As schematically represented in Fig.1A, mice were injected with a single dose of TCPOBOP or oil and sacrificed 1 week later. As shown in Fig. 1B, a single dose of Venetoclax in vitro TCPOBOP elicited a massive enlargement of the liver that doubled 7 days after mitogen administration (liver weight/body weight 10.96% versus 5.31% in controls). Liver enlargement was due, at least in part, to hepatocyte proliferation, as shown by the striking increase in BrdU incorporation (labeling index 43.95% versus 3.83% in controls) (Fig. 1C). Administration of a second dose of TCPOBOP 1 week after the first treatment (Fig. 1A, bottom), a time when the liver was twice

the size of the normal adult liver, did not cause any further enlargement of the organ (liver weight/body selleck screening library weight 11.39% versus 10.96%) (Fig. 1B). Accordingly, no increase in BrdU incorporation was observed in this group (5.91% versus 43.95% of mice treated with only one dose; 3.83% in controls) (Fig. 1C). Because most of the effects of TCPOBOP are mediated by binding and activation of constitutive androstane receptor (CAR), we considered the possibility that the lack of

proliferative response of the enlarged liver could be due to down-regulation or functional inactivation of CAR. We thus evaluated the expression of Cyp2b10, a specific CAR target gene (Fig. 1D), and found that Cyp2b10 expression was increased almost 30-fold over control values both after the first as well as the second dose of TCPOBOP, thus showing that CAR was active in both the conditions.
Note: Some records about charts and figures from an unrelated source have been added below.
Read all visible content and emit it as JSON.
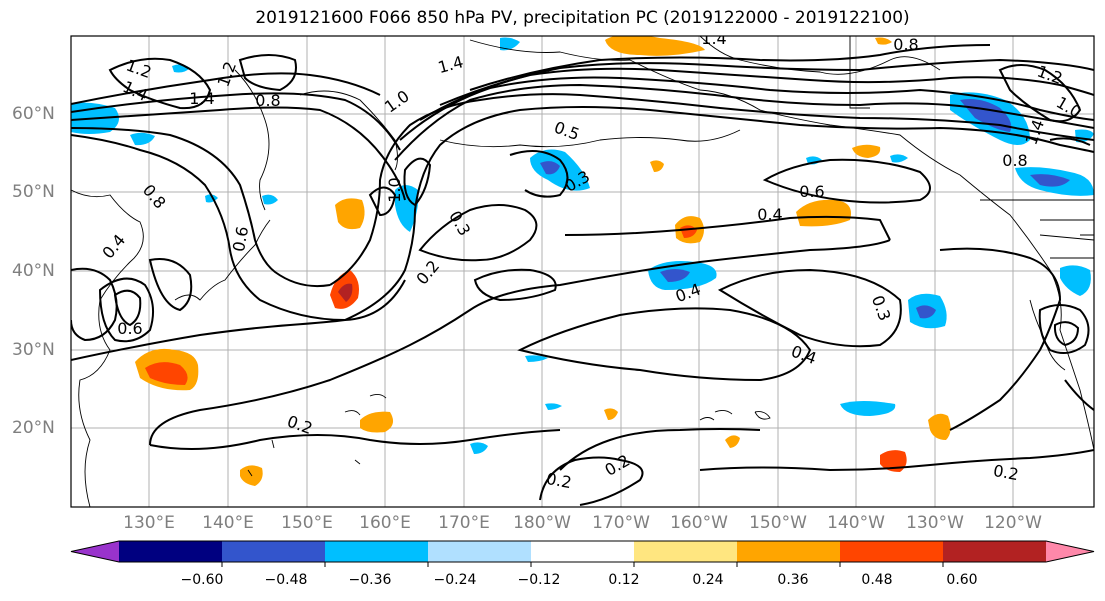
{
  "title": "2019121600 F066 850 hPa PV, precipitation PC (2019122000 - 2019122100)",
  "lat_labels": [
    "60°N",
    "50°N",
    "40°N",
    "30°N",
    "20°N"
  ],
  "lon_labels": [
    "130°E",
    "140°E",
    "150°E",
    "160°E",
    "170°E",
    "180°W",
    "170°W",
    "160°W",
    "150°W",
    "140°W",
    "130°W",
    "120°W"
  ],
  "colorbar": {
    "colors": [
      "#9933cc",
      "#000080",
      "#3355cc",
      "#00bfff",
      "#b0e0ff",
      "#ffffff",
      "#ffe680",
      "#ffa500",
      "#ff4500",
      "#b22222",
      "#ff88aa"
    ],
    "ticks": [
      "−0.60",
      "−0.48",
      "−0.36",
      "−0.24",
      "−0.12",
      "0.12",
      "0.24",
      "0.36",
      "0.48",
      "0.60"
    ]
  },
  "contour_labels": [
    "1.2",
    "1.4",
    "1.4",
    "1.2",
    "0.8",
    "1.4",
    "1.0",
    "0.5",
    "0.3",
    "0.6",
    "0.4",
    "0.8",
    "1.0",
    "1.4",
    "0.8",
    "0.3",
    "0.2",
    "0.4",
    "0.3",
    "0.4",
    "0.2",
    "0.2",
    "0.2",
    "0.2",
    "0.6",
    "1.2",
    "1.4",
    "0.8",
    "1.0",
    "0.4",
    "0.6"
  ]
}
These results suggest that the refractoriness of the enlarged liver to a second mitogenic stimulus is not

due to lack of CAR transcriptional activity, but likely to the ability of the liver to sense its oversize and to trigger pathways aimed at inhibiting Leukocyte receptor tyrosine kinase further growth. To determine whether dysregulation of the Hippo pathway was involved in the initial mitogenic response elicited by TCPOBOP, we treated the animals with either oil or TCPOBOP and sacrificed them 24 and 36 hours or 1 week after one dose, and 24 and 36 hours after two doses of TCPOBOP (Fig. 2A). As shown in Fig. 2B and 2C, BrdU incorporation was significantly increased 24 and 36 hours after a single dose of TCPOBOP, and returned to basal values 1 week after treatment. The increased labelling index was associated with increased protein levels of cyclin D1, cyclin A, and PCNA (Fig. 2D). Notably, YAP levels were also increased at these time points, indicating a dysregulation of the Hippo pathway during TCPOBOP-induced hepatocyte proliferation; the return of YAP levels to control values 1 week after treatment suggests reactivation of the Hippo pathway, leading to block of hepatocyte proliferation. Notably, when a second dose of TCPOBOP was administered 1 week after the first dose, namely at a time when the size of the liver was twice that of controls (Fig.